Nope. Real shame...had Palm got their act together 2 years ago I'd bought a Pre and never owned an iPhone. I've only known one person to own one, who loved it, but even they ain't bothering with the new versions...


----------



## Sunray (Jul 5, 2011)

editor said:


> It's a nice looking phone, the specs are reasonable, it's got a QWERTY keyboard and the *best mobile OS money can buy*... but the upmarket price, the lack of apps and the lack of brand profile is surely going to make this a very hard sale to the UK public.
> 
> Shame really....
> 
> ...


 
It might have been true when it was released, but webOS has been sidelined by Android and iOS ages ago.


----------



## editor (Jul 5, 2011)

Sunray said:


> It might have been true when it was released, but webOS has been sidelined by Android and iOS ages ago.

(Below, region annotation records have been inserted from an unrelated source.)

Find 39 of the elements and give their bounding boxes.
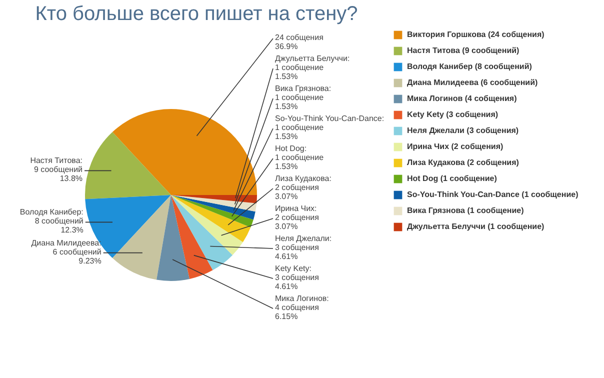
data-label: Диана Милидеева: 6 сообщений 9.23%	[31, 238, 102, 266]
data-label: Джульетта Белуччи: 1 сообщение 1.53%	[275, 54, 350, 81]
chart-title: Кто больше всего пишет на стену?	[35, 3, 358, 25]
pie-slice	[112, 195, 171, 280]
pie-slice	[171, 195, 256, 220]
legend-label: Володя Канибер (8 сообщений)	[407, 62, 532, 71]
data-label: Hot Dog: 1 сообщение 1.53%	[275, 144, 324, 171]
legend-label: Джульетта Белуччи (1 сообщение)	[407, 222, 545, 231]
data-label: Kety Kety: 3 собщения 4.61%	[275, 264, 319, 291]
pie-slice	[171, 195, 257, 212]
data-label: Мика Логинов: 4 собщения 6.15%	[275, 294, 329, 321]
pie-slice	[112, 109, 257, 195]
legend-label: Вика Грязнова (1 сообщение)	[407, 206, 524, 215]
pie-slice	[171, 195, 213, 279]
pie-slice	[171, 195, 251, 242]
pie-slice	[85, 132, 171, 200]
pie-slice	[171, 195, 257, 204]
data-label: Лиза Кудакова: 2 собщения 3.07%	[275, 174, 332, 201]
data-label: So-You-Think You-Can-Dance: 1 сообщение 1.53%	[275, 114, 384, 141]
legend-label: Ирина Чих (2 собщения)	[407, 142, 504, 151]
legend-label: Неля Джелали (3 собщения)	[407, 126, 519, 135]
legend-label: Лиза Кудакова (2 собщения)	[407, 158, 520, 167]
data-label: Настя Титова: 9 сообщений 13.8%	[30, 156, 83, 184]
legend-label: Диана Милидеева (6 сообщений)	[407, 78, 538, 87]
legend-label: Настя Титова (9 сообщений)	[407, 46, 520, 55]
data-label: Вика Грязнова: 1 сообщение 1.53%	[275, 84, 332, 111]
pie-slice	[156, 195, 190, 281]
pie-slice	[171, 195, 254, 228]
legend-label: So-You-Think You-Can-Dance (1 сообщение)	[407, 190, 579, 199]
pie-slice	[171, 195, 243, 256]
data-label: 24 собщения 36.9%	[275, 33, 324, 51]
legend-label: Мика Логинов (4 собщения)	[407, 94, 518, 103]
pie-slice	[171, 195, 233, 270]
legend-label: Виктория Горшкова (24 собщения)	[407, 30, 545, 39]
legend-label: Kety Kety (3 собщения)	[407, 110, 498, 119]
legend-label: Hot Dog (1 сообщение)	[407, 174, 498, 183]
data-label: Ирина Чих: 2 собщения 3.07%	[275, 204, 319, 231]
data-label: Неля Джелали: 3 собщения 4.61%	[275, 234, 332, 261]
data-label: Володя Канибер: 8 сообщений 12.3%	[20, 208, 84, 235]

It may be sidelined, but it remains the best mobile OS, handling notifications, gestures and multi tasking better than any of its rivals.

And that's not just my opinion, for example: 





> Apple’s iOS 5 notifications are great, but webOS is still better
> http://www.bgr.com/2011/06/08/apples-ios-5-notifications-are-great-but-webos-is-still-better/


----------



## Sunray (Jul 5, 2011)

But that is one feature of a phone that it was a bit better at when released but now its no better or worse.

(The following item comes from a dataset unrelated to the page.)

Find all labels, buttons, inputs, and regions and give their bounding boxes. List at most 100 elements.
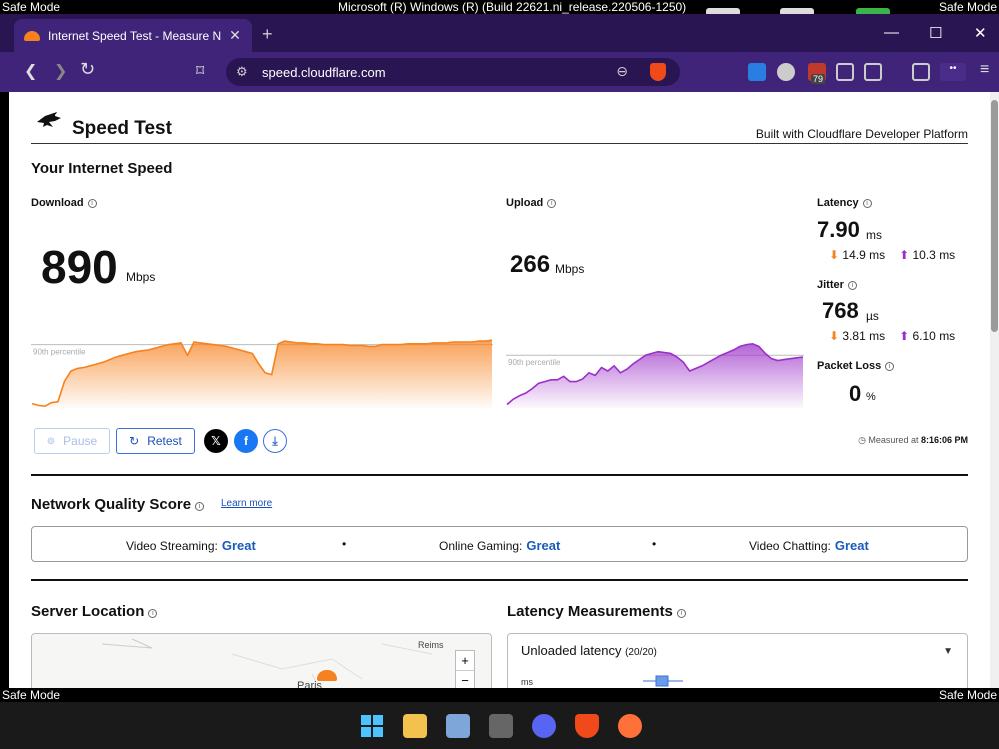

One feature against all the other features of Android and iOS is a meaningless comparison. 

I want to see all features stacked up side by side in a comprehensive review and I doubt that webOS would touch either.


----------



## editor (Jul 5, 2011)

Sunray said:


> But that is one feature of a phone that it was a bit better at when released but now its no better or worse.
> 
> One feature against all the other features of Android and iOS is a meaningless comparison.
> 
> I want to see all features stacked up side by side in a comprehensive review and I doubt that webOS would touch either.


I've got a webOS handset in front of me now and it's a pretty crappy thing. Slow and a bit knackered.

I've also got my Samsung Android phone which is just about the best handset money can buy. I love it. 

But if I could swap OSs (and retain the apps) I'd swap to webOS immediately.


----------



## beesonthewhatnow (Jul 5, 2011)

It's dead in the water, a complete waste of time and money.

You'd have to be mad to buy one.


----------



## editor (Jul 5, 2011)

Curiously, my Wirefresh piece on the Pre has attracted far more hits than I might have expected, so maybe there is some interest.


----------



## beesonthewhatnow (Jul 5, 2011)

editor said:


> Curiously, my Wirefresh piece on the Pre has attracted far more hits than I might have expected, so maybe there is some interest.


 
People like to rubberneck at accidents


----------



## Callum91 (Jul 7, 2011)

I was tempted when the first Palm Pre came out but reports on hardware issues and a general shit build quality put me off from buying one.


----------